De qualquer modo, é certo que o ser humano sabe muito pouco de si, dez por cento, afirmam as hipóteses mais otimistas, imagine o que há para ser desvendado! A bordo do tempo, estamos, portanto, em plena viagem de descoberta.
Ao longo da caminhada, quanto mais imediata e calorosamente é acolhido um dote humano, mais seu portador se sente à vontade para exercê-lo. Com autorização e incentivo, o indivíduo pode desenvolver suas qualidades com serenidade e alegria.
Porque para expressar o dom, é preciso gostar de si. Para ser capaz de, gentilmente, oferecer-se a chance de experimentar e, confiantemente, correr o risco de se expor.
Ao que todos os entraves iniciais são largamente recompensados, porque, a seguir, o exercício do dom causa prazer. É quando o sujeito observa a si mesmo e constata: eu funciono, logo, tenho valor, logo, sou digno de me amar e de ser amado. Tal verificação atribui significado para sua vida e lhe confere um sentimento de pertinência, de dignidade interior e de integração ao mundo. Esse momento é um divisor de águas, um emancipador.
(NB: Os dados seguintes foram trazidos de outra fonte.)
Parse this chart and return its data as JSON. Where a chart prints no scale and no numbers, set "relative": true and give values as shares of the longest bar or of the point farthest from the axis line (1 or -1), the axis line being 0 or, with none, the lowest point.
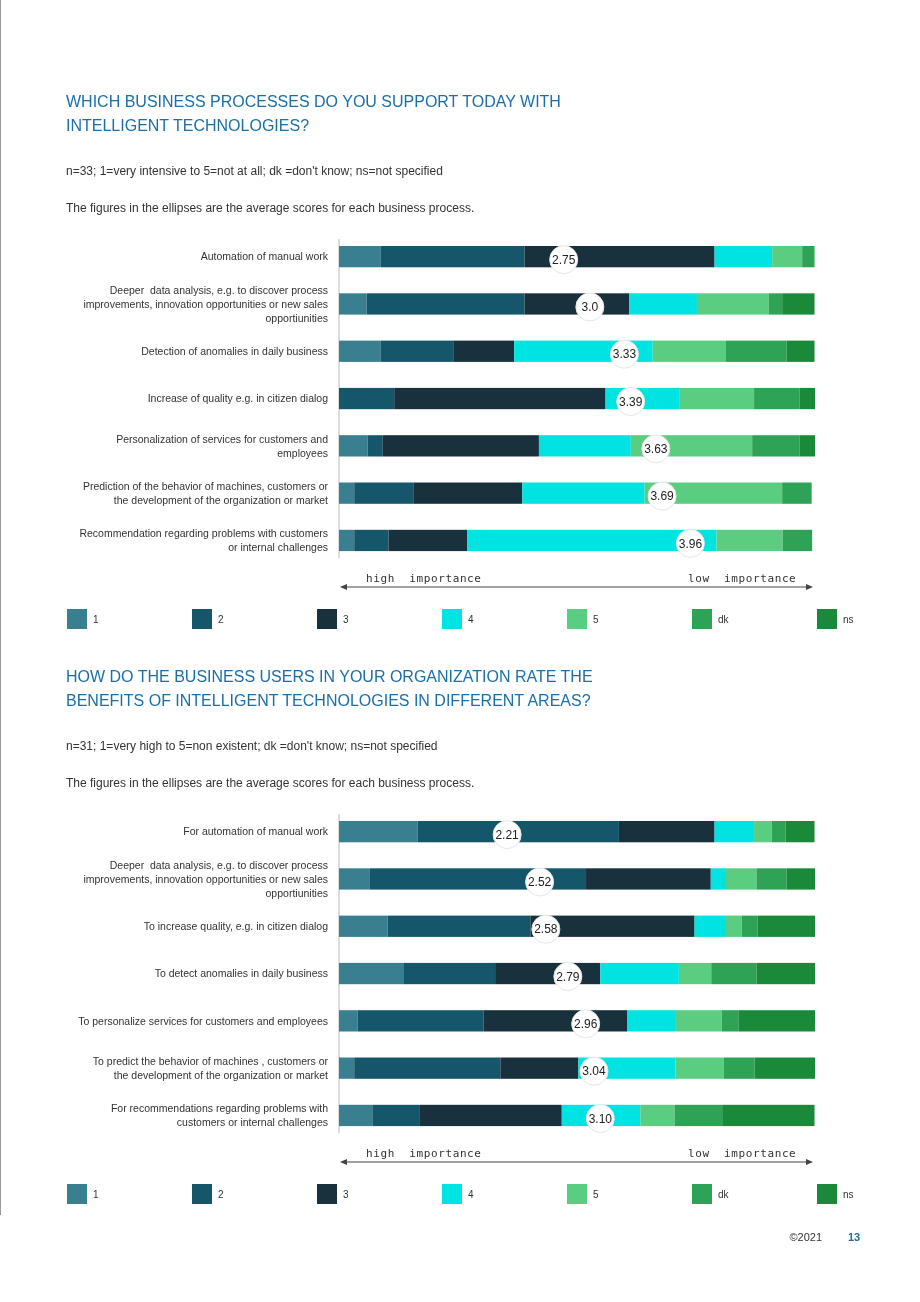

Porque o foco da atenção não está mais nas outras pessoas, nos fatos, na exterioridade. A satisfação agora mora dentro. Viver plenamente o dom é apaixonar-se por si, porque é enxergar a beleza do próprio espírito e compreender que a virtude habita em nós.
Há mais: o dom é transbordante. Não apenas o portador é agraciado pelos seus benefícios, mas também seus semelhantes. Os grandes líderes, os grandes artistas, os grandes cientistas, com seus talentos a serviço da humanidade, deixaram marcas positivas na História.
Mas os dons florescem, também e antes de tudo, na singeleza do cotidiano anônimo: na mãe dedicada, no amigo leal, no pedreiro caprichoso, no educador responsável, no sacerdote compassivo, no profissional da saúde criterioso e em tantos outros.
Além disso, verifica-se com frequência, por exemplo, que um advogado inescrupuloso pode ser um pai carinhoso. Que uma administradora tirânica pode ser uma excepcional cozinheira. E que um esquizofrênico pode ser um pesquisador notável. Felizmente, a misericórdia divina não está sujeita à tacanhez dos nossos preconceitos.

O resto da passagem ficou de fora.